Genoten van een uitgebreid ontbijtbuffet (mét warme gerechten deze keer, nog niet veel tegen gekomen) in ons hotel. Ondertussen een beetje de werkwijze van de diensters in het hotel bestudeerd. De traagheid waarmee ze de tafels afruimden, is volgens mij nog nooit vertoond. Op mij kwam het over alsof ze hun werk tegen hun zin deden, maar misschien is dit gewoon de IJslandse way of live: alles op het dooie gemak.
Het zag ernaar uit dat we ons rantsoen goed weer de dag voordien opgebruikt hadden, want het regende stevig toen we op weg gingen naar de Dettifoss. De Dettifoss zou Europa’s krachtigste waterval zijn en dat wil ik graag geloven. De kracht waarmee het water 45 meter naar beneden donderde, was impressionant. Het lagere gedeelte van de rivier werd bijna volledig aan het zicht onttrokken door de wolk sproeiwater. We hielden het, op wat sproeiwater na, min of meer droog tijdens de korte wandeling naar de Dettifoss en de kleinere Selfoss een beetje stroomopwaarts. Ook het ruwe granietlandschap waarin deze watervallen zich bevonden, was erg bijzonder.

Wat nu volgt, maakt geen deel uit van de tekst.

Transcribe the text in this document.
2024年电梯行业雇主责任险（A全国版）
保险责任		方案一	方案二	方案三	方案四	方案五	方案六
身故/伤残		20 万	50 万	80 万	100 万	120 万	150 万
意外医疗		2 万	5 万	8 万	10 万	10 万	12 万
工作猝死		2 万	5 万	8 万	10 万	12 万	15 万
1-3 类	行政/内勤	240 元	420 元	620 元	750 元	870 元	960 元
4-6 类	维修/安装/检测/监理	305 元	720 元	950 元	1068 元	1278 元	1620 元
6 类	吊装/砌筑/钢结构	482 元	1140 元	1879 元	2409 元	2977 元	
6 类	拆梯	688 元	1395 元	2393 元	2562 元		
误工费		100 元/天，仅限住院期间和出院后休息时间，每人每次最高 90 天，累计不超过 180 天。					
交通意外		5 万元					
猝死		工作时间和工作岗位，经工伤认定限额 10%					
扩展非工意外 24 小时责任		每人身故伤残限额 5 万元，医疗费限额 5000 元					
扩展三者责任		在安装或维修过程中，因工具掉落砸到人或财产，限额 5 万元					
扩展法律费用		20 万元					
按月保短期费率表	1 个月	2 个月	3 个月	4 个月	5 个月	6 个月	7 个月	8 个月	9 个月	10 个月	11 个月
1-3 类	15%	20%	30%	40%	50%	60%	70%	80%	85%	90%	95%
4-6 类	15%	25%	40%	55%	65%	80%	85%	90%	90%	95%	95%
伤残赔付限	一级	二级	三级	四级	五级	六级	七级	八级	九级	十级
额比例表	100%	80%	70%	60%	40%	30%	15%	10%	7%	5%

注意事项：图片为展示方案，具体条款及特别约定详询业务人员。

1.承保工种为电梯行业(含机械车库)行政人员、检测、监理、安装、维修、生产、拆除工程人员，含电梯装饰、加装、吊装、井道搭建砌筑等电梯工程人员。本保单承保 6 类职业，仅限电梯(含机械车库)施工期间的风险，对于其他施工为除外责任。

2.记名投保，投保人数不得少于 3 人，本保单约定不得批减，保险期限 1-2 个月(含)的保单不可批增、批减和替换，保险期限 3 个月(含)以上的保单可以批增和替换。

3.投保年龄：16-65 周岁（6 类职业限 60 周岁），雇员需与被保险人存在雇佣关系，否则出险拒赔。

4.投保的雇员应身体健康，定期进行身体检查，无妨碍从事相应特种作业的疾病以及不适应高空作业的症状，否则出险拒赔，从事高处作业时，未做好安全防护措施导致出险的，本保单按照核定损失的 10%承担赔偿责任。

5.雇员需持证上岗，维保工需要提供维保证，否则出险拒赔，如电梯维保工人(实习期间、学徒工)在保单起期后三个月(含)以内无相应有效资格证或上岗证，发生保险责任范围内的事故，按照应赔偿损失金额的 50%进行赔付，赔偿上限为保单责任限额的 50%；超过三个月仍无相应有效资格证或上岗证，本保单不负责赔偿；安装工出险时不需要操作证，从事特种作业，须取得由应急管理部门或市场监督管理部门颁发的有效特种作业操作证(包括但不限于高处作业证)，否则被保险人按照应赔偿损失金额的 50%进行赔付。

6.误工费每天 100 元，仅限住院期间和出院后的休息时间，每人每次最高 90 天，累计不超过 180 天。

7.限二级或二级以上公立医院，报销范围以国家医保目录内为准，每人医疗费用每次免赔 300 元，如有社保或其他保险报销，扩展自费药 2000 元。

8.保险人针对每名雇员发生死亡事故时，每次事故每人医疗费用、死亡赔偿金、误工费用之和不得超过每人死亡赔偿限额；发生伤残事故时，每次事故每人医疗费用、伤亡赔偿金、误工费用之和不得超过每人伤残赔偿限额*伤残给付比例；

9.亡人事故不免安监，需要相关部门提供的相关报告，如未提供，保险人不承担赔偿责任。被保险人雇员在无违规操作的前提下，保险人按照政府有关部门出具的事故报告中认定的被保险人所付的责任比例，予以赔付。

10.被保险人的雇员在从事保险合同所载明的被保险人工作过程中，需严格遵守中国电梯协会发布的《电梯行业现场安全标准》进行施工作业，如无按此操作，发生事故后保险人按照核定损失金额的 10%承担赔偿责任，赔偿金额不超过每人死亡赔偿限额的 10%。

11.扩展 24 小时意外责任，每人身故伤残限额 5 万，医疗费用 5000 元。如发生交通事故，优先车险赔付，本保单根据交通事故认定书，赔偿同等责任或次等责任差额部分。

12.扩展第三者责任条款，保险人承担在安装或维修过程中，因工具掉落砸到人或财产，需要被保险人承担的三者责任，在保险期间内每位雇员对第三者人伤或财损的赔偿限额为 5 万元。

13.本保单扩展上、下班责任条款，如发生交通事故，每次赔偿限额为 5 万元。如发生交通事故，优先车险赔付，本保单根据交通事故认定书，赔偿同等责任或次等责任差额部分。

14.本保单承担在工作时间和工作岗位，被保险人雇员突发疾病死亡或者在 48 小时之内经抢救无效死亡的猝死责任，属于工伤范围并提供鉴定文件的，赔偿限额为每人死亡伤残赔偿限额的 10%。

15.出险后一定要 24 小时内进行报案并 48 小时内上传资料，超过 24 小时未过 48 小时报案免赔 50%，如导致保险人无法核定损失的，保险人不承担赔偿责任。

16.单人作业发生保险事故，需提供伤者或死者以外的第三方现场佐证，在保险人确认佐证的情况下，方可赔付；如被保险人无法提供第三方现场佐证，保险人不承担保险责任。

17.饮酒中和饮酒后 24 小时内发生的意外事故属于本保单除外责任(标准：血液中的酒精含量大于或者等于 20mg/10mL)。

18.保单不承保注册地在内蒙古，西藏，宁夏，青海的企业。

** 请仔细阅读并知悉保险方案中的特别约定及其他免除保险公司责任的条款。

We reden verder en de regen hervatte. Rondom ons zagen we dikke regenwolken en leegte, heel veel leegte. Wat een ruig en onherbergzaam gebied. Akelig bijna.
In de verte zagen we de Herðubreið (1682 m) opduiken. Deze beroemde tafelbergvulkaan is eeuwig bedekt met een laagje sneeuw. De Herðubreið heeft de typische vorm van een vulkaan die onder een laag gletsjerijs is uitgebarsten en wordt vergeleken met een slagroomtaart. De gelijkenis was inderdaad treffend.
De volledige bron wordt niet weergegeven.